In a parallel development, India’s decision to ban the transshipment of cargo from Bangladesh is expected to stabilize domestic prices, offering some relief to local markets. However, trade analysts anticipate a surge in air shipments toward late May, as businesses rush to meet deadlines ahead of reciprocal tariffs set to take effect on July 9. The memory of April’s tariff announcement by former U.S. President Donald Trump looms large, when companies, including tech giant Apple, scrambled to ship goods—Apple alone dispatched five plane-loads of products—while garment and jewelry exporters airlifted substantial quantities to beat the deadline.
The air cargo market has since experienced some reprieve. Trump’s decision to pause reciprocal tariffs for 90 days, coupled with a sharp decline in shipments from China, has eased pressure on freight rates.

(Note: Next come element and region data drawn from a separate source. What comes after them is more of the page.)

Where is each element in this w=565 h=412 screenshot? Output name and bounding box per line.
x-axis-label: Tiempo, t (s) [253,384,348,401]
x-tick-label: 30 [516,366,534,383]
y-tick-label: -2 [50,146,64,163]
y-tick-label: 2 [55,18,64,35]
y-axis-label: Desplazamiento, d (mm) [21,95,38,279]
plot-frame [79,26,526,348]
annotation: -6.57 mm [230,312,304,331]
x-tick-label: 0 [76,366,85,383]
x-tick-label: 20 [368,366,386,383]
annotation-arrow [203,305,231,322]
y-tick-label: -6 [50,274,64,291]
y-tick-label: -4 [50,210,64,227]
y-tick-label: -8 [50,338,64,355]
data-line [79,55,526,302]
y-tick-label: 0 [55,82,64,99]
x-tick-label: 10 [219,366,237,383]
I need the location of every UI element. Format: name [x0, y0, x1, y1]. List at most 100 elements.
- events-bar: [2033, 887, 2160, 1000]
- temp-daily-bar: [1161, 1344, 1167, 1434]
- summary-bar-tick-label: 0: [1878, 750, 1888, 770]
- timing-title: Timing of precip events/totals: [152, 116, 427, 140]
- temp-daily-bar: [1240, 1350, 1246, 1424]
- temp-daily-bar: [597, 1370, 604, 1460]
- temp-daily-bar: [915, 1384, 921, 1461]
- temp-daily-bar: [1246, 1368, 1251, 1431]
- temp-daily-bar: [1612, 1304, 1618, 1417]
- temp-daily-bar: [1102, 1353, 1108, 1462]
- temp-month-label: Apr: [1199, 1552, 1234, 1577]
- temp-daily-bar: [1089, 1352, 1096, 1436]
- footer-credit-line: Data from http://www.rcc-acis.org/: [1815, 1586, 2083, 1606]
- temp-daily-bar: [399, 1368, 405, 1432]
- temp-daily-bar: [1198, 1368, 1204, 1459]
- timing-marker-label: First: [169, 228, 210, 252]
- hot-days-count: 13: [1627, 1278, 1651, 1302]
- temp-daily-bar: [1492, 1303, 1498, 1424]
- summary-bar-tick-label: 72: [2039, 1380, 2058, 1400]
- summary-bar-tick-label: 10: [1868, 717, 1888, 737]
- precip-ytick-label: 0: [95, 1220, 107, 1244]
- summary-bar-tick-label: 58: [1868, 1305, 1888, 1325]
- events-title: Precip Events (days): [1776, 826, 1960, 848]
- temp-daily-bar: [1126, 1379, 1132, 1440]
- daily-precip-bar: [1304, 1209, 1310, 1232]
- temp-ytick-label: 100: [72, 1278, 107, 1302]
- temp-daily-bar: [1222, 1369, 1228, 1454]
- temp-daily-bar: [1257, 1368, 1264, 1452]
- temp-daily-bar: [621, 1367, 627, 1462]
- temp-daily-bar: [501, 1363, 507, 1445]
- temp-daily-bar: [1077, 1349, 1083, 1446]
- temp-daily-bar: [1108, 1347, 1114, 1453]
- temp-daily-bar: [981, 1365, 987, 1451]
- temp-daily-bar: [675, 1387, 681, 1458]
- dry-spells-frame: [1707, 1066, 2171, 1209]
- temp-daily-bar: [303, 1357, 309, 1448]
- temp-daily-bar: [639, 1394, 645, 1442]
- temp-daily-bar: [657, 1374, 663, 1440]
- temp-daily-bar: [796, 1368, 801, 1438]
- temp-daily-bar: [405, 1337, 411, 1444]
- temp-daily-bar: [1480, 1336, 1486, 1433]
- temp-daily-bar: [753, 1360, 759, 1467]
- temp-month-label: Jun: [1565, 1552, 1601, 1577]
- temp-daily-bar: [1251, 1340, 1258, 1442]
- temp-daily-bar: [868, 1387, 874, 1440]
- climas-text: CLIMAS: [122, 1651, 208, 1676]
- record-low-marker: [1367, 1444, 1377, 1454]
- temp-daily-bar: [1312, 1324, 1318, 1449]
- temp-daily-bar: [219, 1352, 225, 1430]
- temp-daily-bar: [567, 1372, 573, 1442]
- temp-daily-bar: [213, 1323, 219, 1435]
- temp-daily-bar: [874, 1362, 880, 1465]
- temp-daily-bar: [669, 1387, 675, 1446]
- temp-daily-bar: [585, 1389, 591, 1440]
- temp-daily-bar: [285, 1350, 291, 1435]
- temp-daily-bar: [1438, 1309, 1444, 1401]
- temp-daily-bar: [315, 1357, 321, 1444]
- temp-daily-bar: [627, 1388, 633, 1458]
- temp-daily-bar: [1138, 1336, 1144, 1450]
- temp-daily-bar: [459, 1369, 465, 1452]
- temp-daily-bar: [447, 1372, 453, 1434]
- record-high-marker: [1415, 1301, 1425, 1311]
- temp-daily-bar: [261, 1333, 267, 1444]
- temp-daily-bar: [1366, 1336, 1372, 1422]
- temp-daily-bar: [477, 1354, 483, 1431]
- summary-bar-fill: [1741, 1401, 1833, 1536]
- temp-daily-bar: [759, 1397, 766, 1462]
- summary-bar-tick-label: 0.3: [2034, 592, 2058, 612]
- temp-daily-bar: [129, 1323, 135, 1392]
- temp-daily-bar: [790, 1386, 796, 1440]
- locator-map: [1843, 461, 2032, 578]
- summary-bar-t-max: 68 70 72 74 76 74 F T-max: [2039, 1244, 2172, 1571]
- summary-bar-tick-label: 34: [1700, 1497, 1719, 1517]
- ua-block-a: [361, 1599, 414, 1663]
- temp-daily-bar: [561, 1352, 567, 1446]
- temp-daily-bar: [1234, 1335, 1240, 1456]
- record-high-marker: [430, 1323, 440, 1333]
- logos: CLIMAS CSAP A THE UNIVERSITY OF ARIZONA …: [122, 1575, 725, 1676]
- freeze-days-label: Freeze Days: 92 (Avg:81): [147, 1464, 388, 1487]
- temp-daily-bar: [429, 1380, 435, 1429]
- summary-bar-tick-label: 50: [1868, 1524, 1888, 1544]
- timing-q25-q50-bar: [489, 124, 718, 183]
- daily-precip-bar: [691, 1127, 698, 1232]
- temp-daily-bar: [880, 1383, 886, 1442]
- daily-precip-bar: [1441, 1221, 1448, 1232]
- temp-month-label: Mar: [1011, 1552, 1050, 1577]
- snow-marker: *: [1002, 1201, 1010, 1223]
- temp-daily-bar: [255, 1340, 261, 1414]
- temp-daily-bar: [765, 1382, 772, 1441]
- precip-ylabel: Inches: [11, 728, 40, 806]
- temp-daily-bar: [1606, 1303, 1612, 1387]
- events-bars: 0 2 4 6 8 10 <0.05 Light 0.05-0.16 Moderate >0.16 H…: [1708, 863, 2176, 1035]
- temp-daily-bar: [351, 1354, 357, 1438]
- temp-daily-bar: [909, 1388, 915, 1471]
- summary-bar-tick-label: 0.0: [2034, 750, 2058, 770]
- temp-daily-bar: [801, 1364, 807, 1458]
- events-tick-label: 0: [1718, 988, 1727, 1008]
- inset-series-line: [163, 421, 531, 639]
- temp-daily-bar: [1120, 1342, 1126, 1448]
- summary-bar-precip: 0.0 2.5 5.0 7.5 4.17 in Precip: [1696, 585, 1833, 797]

According to the Drewry World Container Index (WCI), the composite index dropped 2% to $2,157 per 40-foot container for the week ending April 24, with rates from China seeing the steepest decline. Year-on-year, rates for New York-Rotterdam routes have surged 32%, while Rotterdam-Shanghai and Shanghai-Rotterdam routes fell by 36% and 24%, respectively.
Breaking down the numbers, freight rates from Shanghai to New York dipped 3% to $3,611 per 40-foot container, while Shanghai to Los Angeles and Rotterdam to Shanghai saw declines of 2%, settling at $2,617 and $481, respectively. Conversely, rates from New York to Rotterdam edged up 1% to $825, with Shanghai-Genoa and Los Angeles-Shanghai routes holding steady.
“Drewry anticipates further declines in freight rates in the coming weeks, driven by uncertainties surrounding reciprocal tariffs,” the maritime research firm noted in its latest report.
As global trade navigates these turbulent waters, India’s exporters remain cautiously optimistic. While the airspace closure and looming tariffs present challenges, the resilience of sea-based logistics and strategic policy measures are expected to keep India’s trade on course. For now, the nation’s exporters are keeping a close eye on the horizon, ready to adapt to whatever lies ahead.